Sous le terme générique d’acupuncture factice, on regroupe également différentes interventions qui s’écartent d’une
vraie acupuncture sur un ou deux paramètres (stimulation et/ou points). L’intervention la plus communément admise
comme inerte est une fausse puncture non pénétrante (aiguille placebo rétractable type Streitberger ou Park) sur des
non-points (points non répertoriés comme points d’acupuncture).
Mais concernant la stimulation, dans les études peuvent également être utilisées de vraies aiguilles insérées
superficiellement (acupuncture minimale), ce qui pose question parce que l’acupuncture superficielle est également
une modalité technique d’acupuncture vraie. Une étude a montré logiquement que l’amplitude de l’effet de
l’acupuncture est moindre quand le comparateur utilisé est une acupuncture factice pénétrante par rapport à une
acupuncture factice non pénétrante.
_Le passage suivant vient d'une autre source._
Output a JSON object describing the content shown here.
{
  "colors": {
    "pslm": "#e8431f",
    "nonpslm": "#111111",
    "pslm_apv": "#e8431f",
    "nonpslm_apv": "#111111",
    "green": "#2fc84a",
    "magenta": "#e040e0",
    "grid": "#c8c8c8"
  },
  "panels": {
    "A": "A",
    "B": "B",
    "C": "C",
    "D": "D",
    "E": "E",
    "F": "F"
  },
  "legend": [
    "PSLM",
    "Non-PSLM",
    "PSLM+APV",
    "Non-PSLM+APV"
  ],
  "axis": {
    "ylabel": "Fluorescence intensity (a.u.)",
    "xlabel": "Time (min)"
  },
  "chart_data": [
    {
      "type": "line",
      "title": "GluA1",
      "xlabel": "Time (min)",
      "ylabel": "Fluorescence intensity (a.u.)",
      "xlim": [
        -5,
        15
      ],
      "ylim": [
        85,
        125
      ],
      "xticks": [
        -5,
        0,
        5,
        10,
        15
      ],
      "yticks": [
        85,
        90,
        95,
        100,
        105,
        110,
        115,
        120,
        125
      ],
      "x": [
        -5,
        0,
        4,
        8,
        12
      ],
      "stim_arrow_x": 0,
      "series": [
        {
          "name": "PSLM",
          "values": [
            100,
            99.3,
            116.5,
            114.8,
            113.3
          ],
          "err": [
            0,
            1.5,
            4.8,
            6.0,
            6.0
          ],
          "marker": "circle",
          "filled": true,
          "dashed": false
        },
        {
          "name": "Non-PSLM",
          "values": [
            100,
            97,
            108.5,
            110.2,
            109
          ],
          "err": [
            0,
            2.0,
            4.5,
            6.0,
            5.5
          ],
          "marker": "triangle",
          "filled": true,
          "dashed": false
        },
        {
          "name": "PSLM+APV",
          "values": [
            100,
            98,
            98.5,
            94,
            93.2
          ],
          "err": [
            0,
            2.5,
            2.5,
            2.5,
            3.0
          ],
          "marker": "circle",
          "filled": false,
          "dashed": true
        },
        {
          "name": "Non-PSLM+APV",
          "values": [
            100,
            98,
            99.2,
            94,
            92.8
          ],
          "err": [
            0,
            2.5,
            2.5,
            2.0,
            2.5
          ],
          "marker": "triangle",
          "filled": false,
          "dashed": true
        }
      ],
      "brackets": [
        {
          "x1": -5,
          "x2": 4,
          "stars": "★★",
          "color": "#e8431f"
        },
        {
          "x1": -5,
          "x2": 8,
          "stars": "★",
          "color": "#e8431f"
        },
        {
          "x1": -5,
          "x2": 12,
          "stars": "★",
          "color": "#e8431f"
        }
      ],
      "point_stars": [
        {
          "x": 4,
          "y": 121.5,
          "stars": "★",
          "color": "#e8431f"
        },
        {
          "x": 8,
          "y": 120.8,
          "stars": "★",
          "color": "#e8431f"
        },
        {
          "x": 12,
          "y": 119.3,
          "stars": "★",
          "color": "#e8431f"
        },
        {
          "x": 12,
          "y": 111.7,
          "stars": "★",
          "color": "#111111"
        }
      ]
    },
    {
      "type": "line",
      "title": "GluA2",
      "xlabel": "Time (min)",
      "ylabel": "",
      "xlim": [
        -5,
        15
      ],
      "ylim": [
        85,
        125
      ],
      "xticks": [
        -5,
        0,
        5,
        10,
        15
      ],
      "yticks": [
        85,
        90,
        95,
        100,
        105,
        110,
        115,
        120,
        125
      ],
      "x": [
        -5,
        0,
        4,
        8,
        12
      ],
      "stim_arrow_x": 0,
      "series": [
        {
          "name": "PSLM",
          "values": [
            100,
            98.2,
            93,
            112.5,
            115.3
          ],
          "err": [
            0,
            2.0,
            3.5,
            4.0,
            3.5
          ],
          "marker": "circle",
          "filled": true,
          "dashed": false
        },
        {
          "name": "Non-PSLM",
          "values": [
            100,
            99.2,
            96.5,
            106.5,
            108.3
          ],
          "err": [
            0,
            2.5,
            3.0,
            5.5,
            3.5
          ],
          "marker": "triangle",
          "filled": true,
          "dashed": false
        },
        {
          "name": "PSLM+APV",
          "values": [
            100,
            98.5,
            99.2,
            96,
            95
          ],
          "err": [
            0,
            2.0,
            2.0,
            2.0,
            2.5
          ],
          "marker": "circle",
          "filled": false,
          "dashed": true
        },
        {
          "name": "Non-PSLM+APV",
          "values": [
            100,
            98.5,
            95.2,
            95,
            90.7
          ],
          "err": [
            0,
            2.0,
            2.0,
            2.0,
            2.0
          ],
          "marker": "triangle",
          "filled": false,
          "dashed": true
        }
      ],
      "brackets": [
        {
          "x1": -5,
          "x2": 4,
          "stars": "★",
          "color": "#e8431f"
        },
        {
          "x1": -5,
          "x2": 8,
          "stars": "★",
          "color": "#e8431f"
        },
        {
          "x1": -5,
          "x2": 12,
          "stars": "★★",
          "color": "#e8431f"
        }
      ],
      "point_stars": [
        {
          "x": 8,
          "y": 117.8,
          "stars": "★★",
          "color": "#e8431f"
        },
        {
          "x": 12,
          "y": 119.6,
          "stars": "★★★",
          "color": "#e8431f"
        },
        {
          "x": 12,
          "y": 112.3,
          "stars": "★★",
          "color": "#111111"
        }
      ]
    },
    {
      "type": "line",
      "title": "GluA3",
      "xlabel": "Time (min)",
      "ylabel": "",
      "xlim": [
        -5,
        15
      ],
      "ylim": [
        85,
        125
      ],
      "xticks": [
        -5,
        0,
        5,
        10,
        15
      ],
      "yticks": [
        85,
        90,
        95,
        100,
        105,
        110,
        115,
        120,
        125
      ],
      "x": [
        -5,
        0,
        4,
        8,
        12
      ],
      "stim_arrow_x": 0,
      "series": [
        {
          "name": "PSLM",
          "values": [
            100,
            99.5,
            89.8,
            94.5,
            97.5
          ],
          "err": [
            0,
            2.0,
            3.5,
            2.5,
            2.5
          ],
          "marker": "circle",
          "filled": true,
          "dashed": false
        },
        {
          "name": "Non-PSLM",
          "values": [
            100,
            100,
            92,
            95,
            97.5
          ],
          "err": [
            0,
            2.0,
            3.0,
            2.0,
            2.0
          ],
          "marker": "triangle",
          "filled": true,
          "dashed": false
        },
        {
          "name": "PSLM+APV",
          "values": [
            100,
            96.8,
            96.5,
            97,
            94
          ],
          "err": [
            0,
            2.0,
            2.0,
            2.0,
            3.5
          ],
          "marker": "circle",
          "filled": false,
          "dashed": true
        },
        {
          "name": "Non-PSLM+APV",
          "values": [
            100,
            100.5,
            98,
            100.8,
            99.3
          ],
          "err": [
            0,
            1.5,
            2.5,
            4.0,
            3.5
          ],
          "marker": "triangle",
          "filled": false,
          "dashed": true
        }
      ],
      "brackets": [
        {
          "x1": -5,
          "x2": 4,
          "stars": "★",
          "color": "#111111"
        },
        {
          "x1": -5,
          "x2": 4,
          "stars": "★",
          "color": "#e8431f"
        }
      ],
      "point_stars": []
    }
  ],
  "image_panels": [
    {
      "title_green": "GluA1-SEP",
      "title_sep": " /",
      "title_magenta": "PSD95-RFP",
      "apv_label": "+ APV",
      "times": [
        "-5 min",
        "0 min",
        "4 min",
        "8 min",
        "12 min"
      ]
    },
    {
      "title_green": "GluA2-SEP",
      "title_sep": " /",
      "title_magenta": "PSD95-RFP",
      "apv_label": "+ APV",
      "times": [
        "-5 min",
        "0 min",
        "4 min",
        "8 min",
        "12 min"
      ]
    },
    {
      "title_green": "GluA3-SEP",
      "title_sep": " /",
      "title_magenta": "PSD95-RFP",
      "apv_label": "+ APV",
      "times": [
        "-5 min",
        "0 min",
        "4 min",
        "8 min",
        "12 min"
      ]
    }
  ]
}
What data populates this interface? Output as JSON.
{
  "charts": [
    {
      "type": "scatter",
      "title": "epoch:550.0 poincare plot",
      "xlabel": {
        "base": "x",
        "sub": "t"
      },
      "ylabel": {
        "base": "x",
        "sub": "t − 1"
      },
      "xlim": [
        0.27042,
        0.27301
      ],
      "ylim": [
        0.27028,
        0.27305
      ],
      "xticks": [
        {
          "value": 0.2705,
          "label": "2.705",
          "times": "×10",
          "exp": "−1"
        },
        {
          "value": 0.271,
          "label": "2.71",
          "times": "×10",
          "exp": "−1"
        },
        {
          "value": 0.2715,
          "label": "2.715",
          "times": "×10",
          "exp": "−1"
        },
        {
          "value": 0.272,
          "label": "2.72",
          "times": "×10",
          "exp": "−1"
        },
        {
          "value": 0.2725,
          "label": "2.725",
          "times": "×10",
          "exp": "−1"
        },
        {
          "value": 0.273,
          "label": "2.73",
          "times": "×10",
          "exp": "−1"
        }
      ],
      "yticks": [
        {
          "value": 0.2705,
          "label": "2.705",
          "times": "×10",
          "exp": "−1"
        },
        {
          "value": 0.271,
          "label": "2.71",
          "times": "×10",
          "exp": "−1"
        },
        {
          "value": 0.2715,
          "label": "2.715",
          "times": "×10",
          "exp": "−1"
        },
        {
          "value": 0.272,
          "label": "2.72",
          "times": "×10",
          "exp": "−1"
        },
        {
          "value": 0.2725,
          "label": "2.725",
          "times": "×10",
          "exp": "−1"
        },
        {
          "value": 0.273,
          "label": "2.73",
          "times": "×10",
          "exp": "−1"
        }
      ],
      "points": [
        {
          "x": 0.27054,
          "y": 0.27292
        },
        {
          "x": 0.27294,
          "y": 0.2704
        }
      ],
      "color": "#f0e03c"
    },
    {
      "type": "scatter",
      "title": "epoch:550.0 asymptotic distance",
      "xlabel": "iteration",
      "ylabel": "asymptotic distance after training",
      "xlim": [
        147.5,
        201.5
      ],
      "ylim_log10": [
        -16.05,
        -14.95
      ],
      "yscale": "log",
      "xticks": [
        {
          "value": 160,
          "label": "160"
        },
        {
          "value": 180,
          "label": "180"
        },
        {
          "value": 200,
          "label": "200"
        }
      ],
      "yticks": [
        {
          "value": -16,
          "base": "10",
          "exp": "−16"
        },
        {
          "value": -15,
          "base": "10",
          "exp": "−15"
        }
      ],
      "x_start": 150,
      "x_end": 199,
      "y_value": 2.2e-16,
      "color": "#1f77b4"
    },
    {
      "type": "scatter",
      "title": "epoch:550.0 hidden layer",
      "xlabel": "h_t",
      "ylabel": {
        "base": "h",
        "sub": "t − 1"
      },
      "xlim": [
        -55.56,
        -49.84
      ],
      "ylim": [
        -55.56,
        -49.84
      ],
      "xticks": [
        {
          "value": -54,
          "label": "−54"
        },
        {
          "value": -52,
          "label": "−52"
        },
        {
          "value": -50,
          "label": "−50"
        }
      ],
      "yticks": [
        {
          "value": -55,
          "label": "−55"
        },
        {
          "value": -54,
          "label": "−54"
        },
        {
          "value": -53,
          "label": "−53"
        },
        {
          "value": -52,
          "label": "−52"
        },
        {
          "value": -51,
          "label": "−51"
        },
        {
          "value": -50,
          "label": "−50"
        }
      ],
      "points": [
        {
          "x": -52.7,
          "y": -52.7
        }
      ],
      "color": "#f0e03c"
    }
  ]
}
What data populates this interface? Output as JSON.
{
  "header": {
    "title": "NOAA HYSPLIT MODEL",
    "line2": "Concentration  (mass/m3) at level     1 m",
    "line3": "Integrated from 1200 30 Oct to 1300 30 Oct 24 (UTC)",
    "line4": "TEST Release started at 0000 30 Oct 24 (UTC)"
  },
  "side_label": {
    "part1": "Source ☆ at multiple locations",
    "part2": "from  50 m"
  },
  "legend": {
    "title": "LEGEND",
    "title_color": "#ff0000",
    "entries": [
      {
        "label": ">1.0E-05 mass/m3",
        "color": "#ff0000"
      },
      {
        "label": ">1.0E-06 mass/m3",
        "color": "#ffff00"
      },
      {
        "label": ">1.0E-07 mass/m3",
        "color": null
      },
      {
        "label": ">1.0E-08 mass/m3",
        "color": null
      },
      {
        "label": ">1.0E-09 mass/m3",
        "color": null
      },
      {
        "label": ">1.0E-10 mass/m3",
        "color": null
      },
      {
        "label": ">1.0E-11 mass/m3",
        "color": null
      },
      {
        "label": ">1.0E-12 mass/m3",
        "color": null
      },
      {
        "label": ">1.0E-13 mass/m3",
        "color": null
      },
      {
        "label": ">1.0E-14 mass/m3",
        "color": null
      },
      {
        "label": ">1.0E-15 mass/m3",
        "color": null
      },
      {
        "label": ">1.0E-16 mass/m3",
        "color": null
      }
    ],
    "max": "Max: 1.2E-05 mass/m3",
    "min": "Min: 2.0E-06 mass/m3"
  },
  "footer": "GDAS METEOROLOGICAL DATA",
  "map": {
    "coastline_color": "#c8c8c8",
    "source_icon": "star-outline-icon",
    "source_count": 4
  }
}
Si on reprend l’essai clinique sur la migraine, cela signifie que l’effet de la vraie
acupuncture est minimisé par une comparaison à une vraie électrostimulation sur de non-points. De même en ce qui
concerne le choix des points, il peut être utilisé des points d’acupuncture non indiqués dans une pathologie donnée.
Mais il est difficile de définir la limite entre un ensemble de points qui seraient indiqués (acupuncture vraie) et un
ensemble de points qui seraient non indiqués (acupuncture factice).
Dans une méta-analyse comparant l’acupuncture à une acupuncture factice sont regroupés tous les types
d’acupuncture vraie (plus ou moins efficaces) et tous les types d’acupuncture factice (plus ou moins inertes).  Nous ne
sommes plus du tout dans le cadre de la comparaison d’un médicament utilisé à posologie optimale (déterminée par
les études précliniques) contre un vrai placebo (substance inerte).
L’effet de l’acupuncture versus placebo (acupuncture factice) tend ainsi constamment à être minimisé, ce qui est à
prendre en compte dans l’interprétation des méta-analyses.